Legislation could halt Granite's police force
Department costs district $1.42 million each year
State Rep. Kory Holdaway, R-Taylorsville, a teacher in Granite School District, says he has decided to push a bill to abolish that district's controversial police department.
That comes after a Granite officer was charged this week with aggravated assault for shooting an unarmed burglary suspect in October after a high-speed chase in Salt Lake City which is outside the suburban school district's boundaries.
The department has been involved in other controversial chases and shootings outside its boundaries. The cost of the department is also controversial. The district says it saves money by preventing more burglaries and vandalism, but critics argue that lawsuits from shootings and other heavy-duty police work could erase savings.
"My bill will prohibit school districts from operating their own police departments," Holdaway said. The Legislature passed a law in 1985 that allowed them to operate such departments.
Granite is currently the only district in the state that has one, spending $1.42 million a year on it and its 16 officers. Jordan School District recently disbanded its police department, saying it saved $600,000 a year of the $800,000 it had been spending. (The rest went for a contractor to monitor alarm systems.)
Martin Bates, assistant for policy and legal services to Granite Superintendent Stephen F. Ronnenkamp, said the school district will have no comment on Holdaway's bill until it sees a copy. "We don't know what to respond to until we've seen it," he said.
Holdaway said he expects to introduce the bill next week and believes that chances are good for passage this session. "It affects only Granite district, so I don't expect a lot of opposition from other areas," he said.
Holdaway, a special education teacher at Taylorsville High School, had been considering pushing such a bill for months over concern that the department drains too much from educational programs.
He said the charging of officer Richard Todd Rasmussen in the shooting this week convinced him to go forward, both over concern about police activities and how such might increase costs amid tight education budgets.
Holdaway said managers of a state insurance pool told him the incident with Rasmussen is making them reconsider their longtime practice of not charging Granite higher premium rates than other districts, despite its operating a police department and risking more lawsuits because of heavy-duty police work.
Earlier this month in a News Extra examining the benefits and risks of the department, district officials defended the department but others said city and county police could do the same work and avoid the higher financial risk from lawsuits that the department brings.
For example, County Sheriff Aaron Kennard asked, "Why would Granite want to take on that liability instead of police departments? It just takes one bad shooting for all the costs you think you have saved to go out the window" because of lawsuits.

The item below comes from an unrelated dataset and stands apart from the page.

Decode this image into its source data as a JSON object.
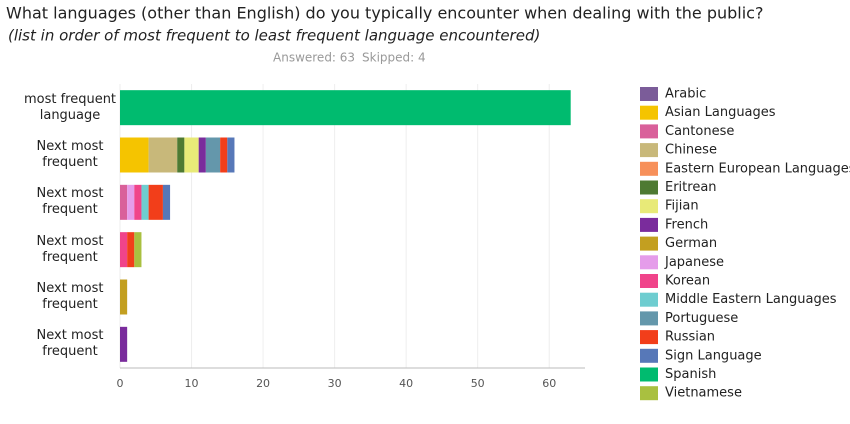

However, Ronnenkamp said extra police presence by the department has cut vandalism and theft so much through the years that it alone "has almost paid for the police department."
He said having police work closely with schools has also thwarted several school shootings.
While the department says schools are its focus, it has made news for incidents either outside its boundaries or only marginally involving schools such as the October chase and shooting in Salt Lake City, which began when officers staked out a home, seeking a suspect in school burglaries.
Another incident was a high-speed chase in 2001 that injured seven people, including three bystanders, in South Salt Lake. A Granite officer pursued a car seen near Granite High School after discovering it had a stolen license plate. Both Salt Lake City and South Salt Lake have policies banning high-speed pursuits for such crimes.Another was a 1999 shooting when two Granite officers and two sheriff's deputies killed a man who reached for a shotgun after a chase ended on I-215 in Murray. It began in West Jordan (also outside the district) when a Granite officer spotted a car that matched one sought by West Jordan police for an armed robbery. The shooting was ruled as justified.